Она представила себе угандийских женщин из племени торо, со стройными шеями и гордо посаженными головами.

— Я не достойна такой красоты, — сказала она. — У меня не та кожа.

Дэвид очень тихо произнес:

— У тебя замечательная кожа, Мона.

Она смотрела на его отражение. Он стоял сзади, совсем близко к ней. Их взгляды пересеклись в зеркале.

Мона повернулась, чтобы поблагодарить его. Неожиданно тишину нарушил хрип радио.

Это была полуденная трансляция на языке кикую. Видимо, Соломон решил послушать новости. Диктор рассказывал о жестоком убийстве Абеля Камау и его жены-европейки. Их четырехлетний сын, сообщил диктор, которому были нанесены тяжелые травмы, только что скончался в больнице Короля Георгия.

45

Ваньиру и ее свекровь работали на шамбе и пели. Это была простая песня, в которой повторялись одни и те же незатейливые слова, и они пели ее в приятном согласии, меняя мелодию, украшая ее новыми руладами.

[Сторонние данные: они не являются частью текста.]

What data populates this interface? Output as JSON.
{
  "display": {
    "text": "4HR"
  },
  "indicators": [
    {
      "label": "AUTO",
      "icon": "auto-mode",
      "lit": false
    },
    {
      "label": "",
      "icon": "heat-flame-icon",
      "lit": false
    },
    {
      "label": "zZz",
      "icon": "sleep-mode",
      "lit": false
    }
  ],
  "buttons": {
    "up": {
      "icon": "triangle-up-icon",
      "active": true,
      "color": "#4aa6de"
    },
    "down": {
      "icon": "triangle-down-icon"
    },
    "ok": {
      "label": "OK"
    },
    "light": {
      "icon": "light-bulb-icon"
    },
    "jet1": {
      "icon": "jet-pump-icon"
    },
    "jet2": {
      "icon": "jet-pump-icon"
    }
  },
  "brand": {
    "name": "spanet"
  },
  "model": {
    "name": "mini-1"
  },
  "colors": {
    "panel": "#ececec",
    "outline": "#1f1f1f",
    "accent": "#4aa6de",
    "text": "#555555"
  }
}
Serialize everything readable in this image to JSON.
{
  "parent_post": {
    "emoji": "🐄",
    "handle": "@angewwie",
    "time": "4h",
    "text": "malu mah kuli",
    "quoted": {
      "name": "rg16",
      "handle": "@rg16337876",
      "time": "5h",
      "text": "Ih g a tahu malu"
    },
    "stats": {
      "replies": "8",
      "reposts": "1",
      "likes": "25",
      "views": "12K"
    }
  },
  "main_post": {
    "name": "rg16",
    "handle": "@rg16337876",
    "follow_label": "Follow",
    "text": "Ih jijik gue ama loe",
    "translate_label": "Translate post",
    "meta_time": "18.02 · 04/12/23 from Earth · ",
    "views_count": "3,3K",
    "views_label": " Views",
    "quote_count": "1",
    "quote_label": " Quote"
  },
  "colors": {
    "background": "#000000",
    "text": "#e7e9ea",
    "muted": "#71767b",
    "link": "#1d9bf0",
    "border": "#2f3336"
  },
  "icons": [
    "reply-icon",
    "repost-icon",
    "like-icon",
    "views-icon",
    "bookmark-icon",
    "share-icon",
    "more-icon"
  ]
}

Это был гимн, воспевающий Нгая, бога, живущего на горе Кения; это была молитва об ухуру, свободе.

В этот прохладный, свежий день перед началом сезона дождей на сердце у мамы Вачеры было тяжело. Выкапывая батат и обрывая со стеблей листья, чтобы скормить их потом козам, старая знахарка думала о предстоящей разлуке с невесткой. Как бы она ни хотела, чтобы жена ее сына осталась с ней, она даже не думала удерживать ее. Вачера знала, что молодая женщина следует зову, звучащему в ее сердце, тому призыву, который может слышать только она. Знахарке приходилось оставаться одной и раньше; переживет она одиночество и на этот раз.